Everywhere you look, everything you see involves engineering. Engineering uses the imagination to create new things from scratch, and boys are not the only ones with vision and a passion for creating. Girls love these things as well. Yes, this fact is illustrated in a girl’s love for engineering with forts. A love of engineering for girls starts with fort building.
Fort Magic kits encourage creation with gender neutral fort kits. Why? Because research shows and engineers agree that encouraging a girl’s interest in engineering and science proves beneficial. Finding and fostering a young girl’s passion for drawing, building, imagining or analyzing may lead to a future engineer.
What may not surprise you is that girls are needed in the field of engineering. While boys are encouraged in this pursuit, girls often miss out on these opportunities. Girls represent the minority in Science, Technology, Engineering and Math (STEM) programs. Less than 15 percent of engineers are women.
These facts do not imply that girls are less capable or even uninterested. If given STEM toys, girls imagine, create and play right along with the boys. But, these types of toys i.e. building blocks, chemistry sets, and rocket kits, often do not stock the shelves in the pink girls’ section at the store. Early exposure to engineering concepts provides girls with an understanding of the power of this creative process and its value in our society. Engineering shapes every aspect of our lives from how and what we eat to how we learn and how we engage and navigate the world. And, fort building provides a fun way for girls to explore aptitude and passion for necessary skills in this field.

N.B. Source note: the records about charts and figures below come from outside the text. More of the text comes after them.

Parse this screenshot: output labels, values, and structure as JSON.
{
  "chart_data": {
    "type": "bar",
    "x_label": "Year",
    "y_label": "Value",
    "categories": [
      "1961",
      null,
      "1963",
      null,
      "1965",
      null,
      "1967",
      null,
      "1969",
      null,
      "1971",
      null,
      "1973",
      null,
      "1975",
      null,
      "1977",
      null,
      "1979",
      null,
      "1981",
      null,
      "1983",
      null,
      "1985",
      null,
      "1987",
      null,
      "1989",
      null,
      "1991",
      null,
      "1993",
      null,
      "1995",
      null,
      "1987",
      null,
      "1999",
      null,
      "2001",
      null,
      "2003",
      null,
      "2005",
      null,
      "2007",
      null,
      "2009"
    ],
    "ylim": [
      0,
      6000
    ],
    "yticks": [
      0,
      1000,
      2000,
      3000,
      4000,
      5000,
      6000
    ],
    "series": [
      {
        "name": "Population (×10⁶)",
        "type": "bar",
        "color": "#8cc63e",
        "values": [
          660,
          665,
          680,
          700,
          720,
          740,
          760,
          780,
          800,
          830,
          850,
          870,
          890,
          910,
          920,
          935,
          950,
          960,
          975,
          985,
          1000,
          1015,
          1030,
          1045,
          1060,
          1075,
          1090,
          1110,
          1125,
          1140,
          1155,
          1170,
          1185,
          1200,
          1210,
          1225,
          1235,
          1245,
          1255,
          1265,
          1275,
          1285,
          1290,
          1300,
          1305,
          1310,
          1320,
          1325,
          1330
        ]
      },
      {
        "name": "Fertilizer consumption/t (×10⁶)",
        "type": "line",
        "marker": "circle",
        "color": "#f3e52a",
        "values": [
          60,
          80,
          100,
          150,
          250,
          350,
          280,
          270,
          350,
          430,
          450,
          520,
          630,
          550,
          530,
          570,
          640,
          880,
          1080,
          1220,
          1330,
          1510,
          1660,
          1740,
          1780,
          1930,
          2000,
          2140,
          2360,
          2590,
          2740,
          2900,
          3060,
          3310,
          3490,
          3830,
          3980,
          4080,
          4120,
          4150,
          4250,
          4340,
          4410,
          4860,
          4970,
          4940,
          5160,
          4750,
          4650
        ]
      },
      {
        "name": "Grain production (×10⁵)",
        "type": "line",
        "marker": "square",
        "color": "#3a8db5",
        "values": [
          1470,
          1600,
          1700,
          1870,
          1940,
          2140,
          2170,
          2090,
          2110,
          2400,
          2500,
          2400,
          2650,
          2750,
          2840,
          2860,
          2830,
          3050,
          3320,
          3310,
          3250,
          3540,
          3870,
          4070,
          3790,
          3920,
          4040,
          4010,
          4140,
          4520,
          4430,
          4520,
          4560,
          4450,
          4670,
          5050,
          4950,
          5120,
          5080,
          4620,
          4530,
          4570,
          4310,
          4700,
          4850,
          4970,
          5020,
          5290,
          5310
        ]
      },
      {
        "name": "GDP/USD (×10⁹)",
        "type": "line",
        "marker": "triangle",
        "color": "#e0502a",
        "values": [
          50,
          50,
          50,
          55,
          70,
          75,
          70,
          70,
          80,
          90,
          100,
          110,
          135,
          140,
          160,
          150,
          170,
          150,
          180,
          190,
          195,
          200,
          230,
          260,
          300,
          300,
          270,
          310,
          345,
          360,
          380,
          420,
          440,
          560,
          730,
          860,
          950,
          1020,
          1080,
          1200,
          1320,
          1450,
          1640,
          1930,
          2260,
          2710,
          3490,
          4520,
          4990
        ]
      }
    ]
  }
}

Why, again, is this so worthy of attention? Aprille Ericcson, a NASA aerospace engineer, believes that “Without diversity in all fields, the United States will not remain technically competitive.” Solving problems and creating unique tools accomplished by the differing perspectives of girls and boys produces impressive projects. Girded with information, parents take on the role of proactively addressing this gender disparity in engineering. Armed with your Fort Magic kit, create a problem and inspire your daughter to solve the issue. Begin by having her draw out ideas on paper. Problem-solving and design are integral to engineering.

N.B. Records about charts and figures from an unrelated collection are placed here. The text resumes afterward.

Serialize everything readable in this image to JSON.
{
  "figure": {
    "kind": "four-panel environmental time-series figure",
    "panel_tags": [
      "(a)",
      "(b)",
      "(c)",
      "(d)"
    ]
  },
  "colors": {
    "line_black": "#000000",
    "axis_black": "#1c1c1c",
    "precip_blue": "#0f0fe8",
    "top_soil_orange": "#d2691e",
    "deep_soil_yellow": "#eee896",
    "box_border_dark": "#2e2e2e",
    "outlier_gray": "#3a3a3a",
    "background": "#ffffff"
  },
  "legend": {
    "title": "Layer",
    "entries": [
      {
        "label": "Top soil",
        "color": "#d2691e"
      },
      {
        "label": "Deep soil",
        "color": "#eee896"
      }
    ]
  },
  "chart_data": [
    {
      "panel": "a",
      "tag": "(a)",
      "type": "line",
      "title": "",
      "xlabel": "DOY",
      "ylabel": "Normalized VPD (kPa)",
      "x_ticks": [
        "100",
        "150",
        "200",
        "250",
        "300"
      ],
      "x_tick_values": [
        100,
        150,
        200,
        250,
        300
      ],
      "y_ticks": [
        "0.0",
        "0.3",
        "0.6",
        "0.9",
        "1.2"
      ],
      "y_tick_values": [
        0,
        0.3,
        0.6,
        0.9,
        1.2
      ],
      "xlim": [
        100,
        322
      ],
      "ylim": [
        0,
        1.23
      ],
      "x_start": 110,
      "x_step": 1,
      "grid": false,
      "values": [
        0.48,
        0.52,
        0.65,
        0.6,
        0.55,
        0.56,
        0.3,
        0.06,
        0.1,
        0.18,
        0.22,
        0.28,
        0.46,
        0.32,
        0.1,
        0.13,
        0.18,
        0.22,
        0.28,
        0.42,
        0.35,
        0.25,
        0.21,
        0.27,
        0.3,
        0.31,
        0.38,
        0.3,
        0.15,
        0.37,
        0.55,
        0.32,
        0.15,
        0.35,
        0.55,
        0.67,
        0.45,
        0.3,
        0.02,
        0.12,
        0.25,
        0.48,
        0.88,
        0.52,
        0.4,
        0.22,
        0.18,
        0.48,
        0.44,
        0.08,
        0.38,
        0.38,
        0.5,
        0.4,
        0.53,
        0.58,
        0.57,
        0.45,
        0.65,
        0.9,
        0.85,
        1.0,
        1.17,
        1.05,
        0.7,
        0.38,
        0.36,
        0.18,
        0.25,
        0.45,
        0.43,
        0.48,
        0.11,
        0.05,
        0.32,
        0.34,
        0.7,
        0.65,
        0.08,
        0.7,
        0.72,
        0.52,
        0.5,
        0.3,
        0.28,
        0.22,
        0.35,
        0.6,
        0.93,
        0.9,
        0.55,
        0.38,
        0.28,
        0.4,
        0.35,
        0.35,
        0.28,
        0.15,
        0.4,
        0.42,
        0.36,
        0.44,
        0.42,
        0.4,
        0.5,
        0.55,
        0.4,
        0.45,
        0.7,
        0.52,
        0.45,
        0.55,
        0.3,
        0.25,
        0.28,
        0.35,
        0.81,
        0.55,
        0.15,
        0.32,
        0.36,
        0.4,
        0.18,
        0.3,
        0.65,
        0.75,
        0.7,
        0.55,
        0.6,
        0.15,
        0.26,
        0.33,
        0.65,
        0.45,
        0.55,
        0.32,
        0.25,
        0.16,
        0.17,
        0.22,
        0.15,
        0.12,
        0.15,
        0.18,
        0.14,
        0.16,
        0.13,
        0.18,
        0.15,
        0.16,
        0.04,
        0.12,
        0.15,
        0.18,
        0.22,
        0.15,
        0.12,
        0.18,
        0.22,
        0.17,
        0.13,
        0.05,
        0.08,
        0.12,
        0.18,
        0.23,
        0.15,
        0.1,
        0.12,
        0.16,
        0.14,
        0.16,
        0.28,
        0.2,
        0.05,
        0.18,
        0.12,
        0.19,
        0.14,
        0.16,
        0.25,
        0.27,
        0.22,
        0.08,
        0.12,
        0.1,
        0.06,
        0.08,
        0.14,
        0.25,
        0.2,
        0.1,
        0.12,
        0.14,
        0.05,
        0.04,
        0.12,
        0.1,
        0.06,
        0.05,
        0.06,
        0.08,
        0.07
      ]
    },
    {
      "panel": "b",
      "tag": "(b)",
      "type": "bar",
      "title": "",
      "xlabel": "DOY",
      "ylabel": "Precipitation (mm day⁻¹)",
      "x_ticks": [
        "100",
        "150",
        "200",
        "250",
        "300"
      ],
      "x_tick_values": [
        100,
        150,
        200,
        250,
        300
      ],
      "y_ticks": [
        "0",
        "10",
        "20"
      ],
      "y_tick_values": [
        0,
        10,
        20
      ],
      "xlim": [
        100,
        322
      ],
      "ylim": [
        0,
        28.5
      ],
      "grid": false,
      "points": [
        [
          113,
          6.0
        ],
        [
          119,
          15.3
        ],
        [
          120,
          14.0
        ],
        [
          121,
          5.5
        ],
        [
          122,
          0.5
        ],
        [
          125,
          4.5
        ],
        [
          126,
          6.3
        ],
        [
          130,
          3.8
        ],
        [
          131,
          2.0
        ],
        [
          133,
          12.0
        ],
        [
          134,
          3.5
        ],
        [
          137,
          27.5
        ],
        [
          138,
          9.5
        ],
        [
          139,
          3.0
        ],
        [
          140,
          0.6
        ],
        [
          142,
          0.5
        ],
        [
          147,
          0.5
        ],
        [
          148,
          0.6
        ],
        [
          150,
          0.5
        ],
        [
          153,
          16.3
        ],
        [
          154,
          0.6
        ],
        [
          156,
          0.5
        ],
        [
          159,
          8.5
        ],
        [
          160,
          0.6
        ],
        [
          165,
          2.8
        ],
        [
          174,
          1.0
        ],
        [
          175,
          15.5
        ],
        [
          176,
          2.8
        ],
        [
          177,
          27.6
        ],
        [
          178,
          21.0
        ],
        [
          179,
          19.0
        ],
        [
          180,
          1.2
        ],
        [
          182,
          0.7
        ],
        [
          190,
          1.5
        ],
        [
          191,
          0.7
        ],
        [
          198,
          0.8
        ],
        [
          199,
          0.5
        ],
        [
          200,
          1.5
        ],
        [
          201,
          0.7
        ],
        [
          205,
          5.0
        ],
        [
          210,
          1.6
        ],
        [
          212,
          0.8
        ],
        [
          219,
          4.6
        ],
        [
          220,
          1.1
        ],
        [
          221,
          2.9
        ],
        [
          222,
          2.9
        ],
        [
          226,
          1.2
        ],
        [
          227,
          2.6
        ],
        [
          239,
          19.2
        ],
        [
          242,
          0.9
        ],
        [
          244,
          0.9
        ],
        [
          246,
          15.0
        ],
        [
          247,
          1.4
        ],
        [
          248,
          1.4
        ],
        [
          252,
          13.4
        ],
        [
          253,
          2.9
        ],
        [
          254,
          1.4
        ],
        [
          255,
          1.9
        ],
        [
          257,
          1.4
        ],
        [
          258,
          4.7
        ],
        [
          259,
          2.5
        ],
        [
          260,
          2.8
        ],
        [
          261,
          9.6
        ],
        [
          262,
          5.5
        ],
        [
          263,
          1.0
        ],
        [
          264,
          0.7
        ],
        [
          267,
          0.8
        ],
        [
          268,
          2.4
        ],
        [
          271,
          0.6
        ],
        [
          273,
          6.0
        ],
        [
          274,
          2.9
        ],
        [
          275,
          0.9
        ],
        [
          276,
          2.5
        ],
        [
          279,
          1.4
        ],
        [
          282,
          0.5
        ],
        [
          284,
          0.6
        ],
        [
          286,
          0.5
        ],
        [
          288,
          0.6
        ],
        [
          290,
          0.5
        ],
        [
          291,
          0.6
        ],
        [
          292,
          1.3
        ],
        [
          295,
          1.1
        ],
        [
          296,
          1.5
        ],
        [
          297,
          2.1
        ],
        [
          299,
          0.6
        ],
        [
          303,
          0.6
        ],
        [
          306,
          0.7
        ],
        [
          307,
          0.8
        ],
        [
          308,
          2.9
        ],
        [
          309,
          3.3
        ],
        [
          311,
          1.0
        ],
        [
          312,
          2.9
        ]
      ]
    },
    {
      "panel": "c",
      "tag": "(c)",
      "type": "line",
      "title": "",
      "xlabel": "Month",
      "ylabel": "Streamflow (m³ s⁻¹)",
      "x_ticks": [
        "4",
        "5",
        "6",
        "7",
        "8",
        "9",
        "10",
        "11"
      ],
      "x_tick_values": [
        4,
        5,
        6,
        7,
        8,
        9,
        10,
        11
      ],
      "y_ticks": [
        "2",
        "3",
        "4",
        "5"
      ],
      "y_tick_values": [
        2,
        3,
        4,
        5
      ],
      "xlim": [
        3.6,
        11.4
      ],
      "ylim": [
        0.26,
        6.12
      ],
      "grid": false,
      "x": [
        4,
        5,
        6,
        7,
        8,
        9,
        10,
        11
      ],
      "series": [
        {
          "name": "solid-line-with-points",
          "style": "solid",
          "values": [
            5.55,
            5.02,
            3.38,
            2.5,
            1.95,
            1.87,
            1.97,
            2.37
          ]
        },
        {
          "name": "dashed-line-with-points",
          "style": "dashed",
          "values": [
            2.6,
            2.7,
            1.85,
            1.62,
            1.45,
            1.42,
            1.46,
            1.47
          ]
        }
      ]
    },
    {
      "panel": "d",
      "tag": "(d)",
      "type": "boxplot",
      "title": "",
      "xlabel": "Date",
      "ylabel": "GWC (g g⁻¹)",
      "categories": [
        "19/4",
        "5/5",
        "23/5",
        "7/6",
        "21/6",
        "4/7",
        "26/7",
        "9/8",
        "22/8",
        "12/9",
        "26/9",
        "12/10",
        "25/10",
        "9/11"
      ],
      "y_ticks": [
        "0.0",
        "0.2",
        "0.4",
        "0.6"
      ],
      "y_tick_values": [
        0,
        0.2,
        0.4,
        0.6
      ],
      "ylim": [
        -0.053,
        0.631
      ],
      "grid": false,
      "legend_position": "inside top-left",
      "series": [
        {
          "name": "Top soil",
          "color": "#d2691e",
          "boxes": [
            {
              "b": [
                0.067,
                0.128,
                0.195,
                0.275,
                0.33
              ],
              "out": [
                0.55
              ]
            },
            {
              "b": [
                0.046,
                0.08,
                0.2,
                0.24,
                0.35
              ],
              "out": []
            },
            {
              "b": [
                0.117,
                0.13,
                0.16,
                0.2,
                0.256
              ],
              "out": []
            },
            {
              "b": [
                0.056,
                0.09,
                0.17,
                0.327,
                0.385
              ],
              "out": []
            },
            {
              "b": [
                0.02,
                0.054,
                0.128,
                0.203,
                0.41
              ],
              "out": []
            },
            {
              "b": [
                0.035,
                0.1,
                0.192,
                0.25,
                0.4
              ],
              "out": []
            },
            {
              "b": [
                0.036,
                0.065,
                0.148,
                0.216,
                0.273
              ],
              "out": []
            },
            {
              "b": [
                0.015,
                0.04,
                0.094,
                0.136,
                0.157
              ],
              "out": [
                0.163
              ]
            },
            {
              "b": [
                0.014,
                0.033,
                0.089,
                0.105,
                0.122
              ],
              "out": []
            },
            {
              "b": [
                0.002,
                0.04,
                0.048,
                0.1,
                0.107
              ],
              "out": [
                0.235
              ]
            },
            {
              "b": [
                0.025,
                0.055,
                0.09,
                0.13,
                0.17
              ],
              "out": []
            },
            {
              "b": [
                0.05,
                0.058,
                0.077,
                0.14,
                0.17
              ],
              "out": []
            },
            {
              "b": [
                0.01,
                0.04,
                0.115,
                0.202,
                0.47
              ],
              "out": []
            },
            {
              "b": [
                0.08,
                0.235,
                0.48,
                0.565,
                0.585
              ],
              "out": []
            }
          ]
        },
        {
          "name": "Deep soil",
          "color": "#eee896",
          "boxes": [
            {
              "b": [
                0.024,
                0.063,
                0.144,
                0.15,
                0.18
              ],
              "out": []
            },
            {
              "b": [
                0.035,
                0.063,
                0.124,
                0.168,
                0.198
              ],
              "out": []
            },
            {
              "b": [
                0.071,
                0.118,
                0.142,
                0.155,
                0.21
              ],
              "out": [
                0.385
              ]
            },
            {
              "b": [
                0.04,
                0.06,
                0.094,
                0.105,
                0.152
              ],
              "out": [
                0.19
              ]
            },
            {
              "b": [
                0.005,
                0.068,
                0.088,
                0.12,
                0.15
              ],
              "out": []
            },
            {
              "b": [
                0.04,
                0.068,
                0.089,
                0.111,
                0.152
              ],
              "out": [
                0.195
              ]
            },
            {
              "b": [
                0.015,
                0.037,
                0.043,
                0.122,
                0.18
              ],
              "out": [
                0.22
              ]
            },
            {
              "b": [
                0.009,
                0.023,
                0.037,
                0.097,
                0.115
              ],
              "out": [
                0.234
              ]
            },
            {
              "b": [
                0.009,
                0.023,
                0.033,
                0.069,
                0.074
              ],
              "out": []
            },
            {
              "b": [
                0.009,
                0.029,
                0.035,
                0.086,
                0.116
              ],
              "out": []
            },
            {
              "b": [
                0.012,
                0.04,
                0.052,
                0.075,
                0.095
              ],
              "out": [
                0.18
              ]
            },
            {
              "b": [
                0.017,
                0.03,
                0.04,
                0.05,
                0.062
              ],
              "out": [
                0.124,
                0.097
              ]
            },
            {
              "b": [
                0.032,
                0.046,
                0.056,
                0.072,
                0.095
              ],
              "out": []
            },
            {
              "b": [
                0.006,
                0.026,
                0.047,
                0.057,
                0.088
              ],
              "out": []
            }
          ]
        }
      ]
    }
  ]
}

If you need a little inspiration, you can spur a little girl’s interest in engineering with hands-on activities found at DiscoverE. Using Fort Magic sticks and connectors, your daughter can be inspired to create a structure worthy of earthquake survival or an emergency shelter. Now, start inventing! Lay out the sticks and connectors, plus any other needed supplies such as sheets or crafting items. Encourage your daughter to bring alive the drawings on the paper. If parts are missing, help her walk the house and imagine what she could use. Critical thinking solves problems as she goes along, and her imagination just might inspire you!

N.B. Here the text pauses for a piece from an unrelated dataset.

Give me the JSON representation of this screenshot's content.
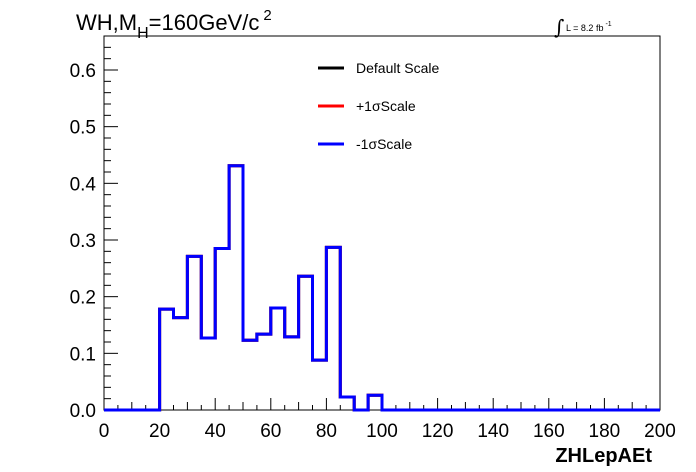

Once completed, the time comes to test the project. Did the creation solve the problem? Put on those thinking caps and resolve further problems, update the solution, make adjustments and analyze if the solution solves the problem. Remember to let your girl lead the charge on all thinking. Asking questions rather than making statements helps with this. Let her fail. If she has an idea, let her try it out (within safe guidelines, of course). Making mistakes or trying solutions that do not work frees the mind to new ideas.
Working together, child to parent or child to child makes the project all the more fun and develops group cooperation. Engineers do not stand alone. Many other fields must work together to create grand projects. Help your little girl to learn these relational skills at a young age. For more thoughts on inspiring this engineering process, check out Engineering for Kids with Forts.
Look at the world around you and find the work of engineers. Bridges, buildings, snowboards, wireless networks and more exist due to the hand of an engineer. Brainstorm together how an engineer played a role in creating everyday items such as a frying pan. Research answers on the web for things your daughter is curious about or to discover what engineering is.
Further inspire your young girl with stories of women engineers. For instance, in 1903, Mary Anderson invented the windshield wiper. Emily Roebling studied engineering topics and supervised the building of the Brooklyn Bridge when her husband became ill.
Take your daughter’s fort building skills to new levels by searching out camps, events, clubs and competitions. Form a team with friends or go solo. Cannot find a group? Start one to encourage fun projects that get girls designing and creating. As a family, plan a Girl Day activity to promote girls in engineering. Be sure your girl plays an integral role in the planning and activity. After all, this is about her.